My name is Francis. I am married with three children aged 10, seven and three. I have always been bad at setting and realising resolutions. I am determined to change this with an ambitious goal. In the coming year, I want to build a three-bedroom home in Thika. My estimated budget is Sh3 million. I already have the plot.
My net income is Sh60,000. My monthly budget is as follows. Rent Sh10,000, food and groceries Sh20,000, KPLC, water and GOtv Sh4,000, chamas Sh5,000, tithe Sh6,000, wife allowance Sh5,000, bank savings account Sh4,000, minor debts Sh3,000, parents Sh2,000. My wife works in the education sector and earns around Sh23,000 but I don’t really follow how she spends her money. How can I achieve my goal by December 2025?
Inziani Khasiani, financial consultant and the executive director at Klientele Kenya
Starting your financial investment journey can be difficult, especially if you do not have prior investing experience. A solid financial plan ensures you are well-prepared for the challenging investment journey.
Commitment is the reason you start, consistency is the reason you finish. If you are not committed at the beginning, you may not get the desired results.
Commitment equals persistence, which equals daily, weekly, monthly and yearly habits designed to build wealth according to a strategic plan. Building wealth is a continuous process until you achieve success. The key is to start right and persist long enough to succeed.
Why do some people desire success, yet they do not get to experience it? The problem is their lives get overrun by urgent matters that take time, money, and energy away from their goal.
Life is a daily battle between your most important, internally driven desires competing for scarce time and resources against all the clutter of life. The winner of this epic battle is determined by your commitment.
You need to handle your finances objectively but in a smart way so that you can see the truth of the situation. You then accept it, and act in your best interest.
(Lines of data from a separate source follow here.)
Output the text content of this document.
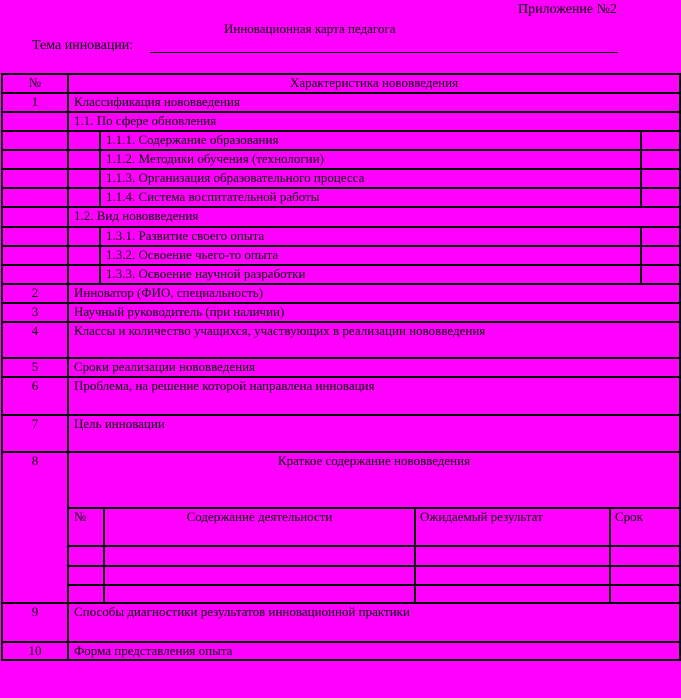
Приложение №2
Инновационная карта педагога
Тема инновации:
№	Характеристика нововведения
1	Классификация нововведения
1.1. По сфере обновления
1.1.1. Содержание образования
1.1.2. Методики обучения (технологии)
1.1.3. Организация образовательного процесса
1.1.4. Система воспитательной работы
1.2. Вид нововведения
1.3.1. Развитие своего опыта
1.3.2. Освоение чьего-то опыта
1.3.3. Освоение научной разработки
2	Инноватор (ФИО, специальность)
3	Научный руководитель (при наличии)
4	Классы и количество учащихся, участвующих в реализации нововведения
5	Сроки реализации нововведения
6	Проблема, на решение которой направлена инновация
7	Цель инновации
8	Краткое содержание нововведения
№	Содержание деятельности	Ожидаемый результат	Срок
9	Способы диагностики результатов инновационной практики
10	Форма представления опыта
Avoid dwelling on emotional baggage from your past or wishful thinking about your future.
You must proactively make room for building wealth by adopting daily habits that will lead you towards your goal. Investing is not just about you. It is also about the environment you are operating in.
You must structure your environment to literally pull you towards the goal. Sharing your goals with other people, for example, makes you more accountable.
That can only happen through a properly designed plan that prioritises and strategically focuses your daily activities to produce the desired result. An investment journey without a plan is a waste of time.
Back to the basics. What financial goal are you trying to achieve? Is it a long-term or short-term goal? During periods of financial turbulence, it is hard not to focus on immediate needs at the expense of long-term goals. You need to avoid the temptations of short-termism.
For a high-level capital project, a long-term approach will always yield better results. Not aligning your investment decisions within the long and short-term context may be an exercise in futility.
Closely related to timelines is the amount of investment. As a general rule, the higher the amount, the longer you should expect the project to mature. “Higher” is used here relative to individual financial situations.
Depending on your background, you may not have financial knowledge in making personal investment decisions. As you start your investment journey, take keen interest in financial matters and invest in improving your financial literacy. You should use financial advisors to provide guidance on what you consider complex financial decisions.
Let’s move to your specific investment project. There are several things you should consider as you pursue the goal of building a residential house.
I note that after meeting all your expenses, there is only Sh1,000 left, which is not enough to meet your goals. Option one is reduce your expenses and put aside more money in savings and other financial channels.
Building a house without borrowing will be a big challenge given the short period you wish to actualise the project. Consider scaling down on amounts spent on tithe, wife allowance, savings account and parents, and save.
If these items are scaled down by 50 per cent, the net income position improves to Sh9,500. The amount being used to pay loans should also be channelled here once the loans are fully paid off.
You have not given enough information on the chama item, so I will make some assumptions to come up with a final recommendation.
I will assume that there is no loan, and that the funds accumulated in the chama account so far are minimal. I therefore recommend investing the current figure of Sh5,000 plus our rationalised figure of Sh9,500 into a chama.
Let’s round the total amount to Sh15,000. Investing Sh15,000 monthly and eventually using the deposits to secure a loan of Sh3 million will take 48 months.
The second option is for you to approach a commercial bank and try to secure a loan using your current payslip. The bank will require you to show that your current income is not committed towards any other loans.
They will also compute the total amount you commit in loan repayment. This amount must not exceed three-quarters of your net income. You must undertake the rationalisation exercise that we went through above before approaching the bank.
Different banks have different interest rates and different loan repayment periods. The computed monthly repayment figures range from as low as Sh35,000 to as high as Sh55,000.
Purely from that point, you will need to review your expenses to set aside adequate funds to realise your goal. Using the numbers as they are now, you will most likely qualify for an amount less than the figure you are looking for.
Using the numbers and taking into account some of the factors we have looked at above, you may wish to amend the timelines within which to actualise your dream of building a house. All the best.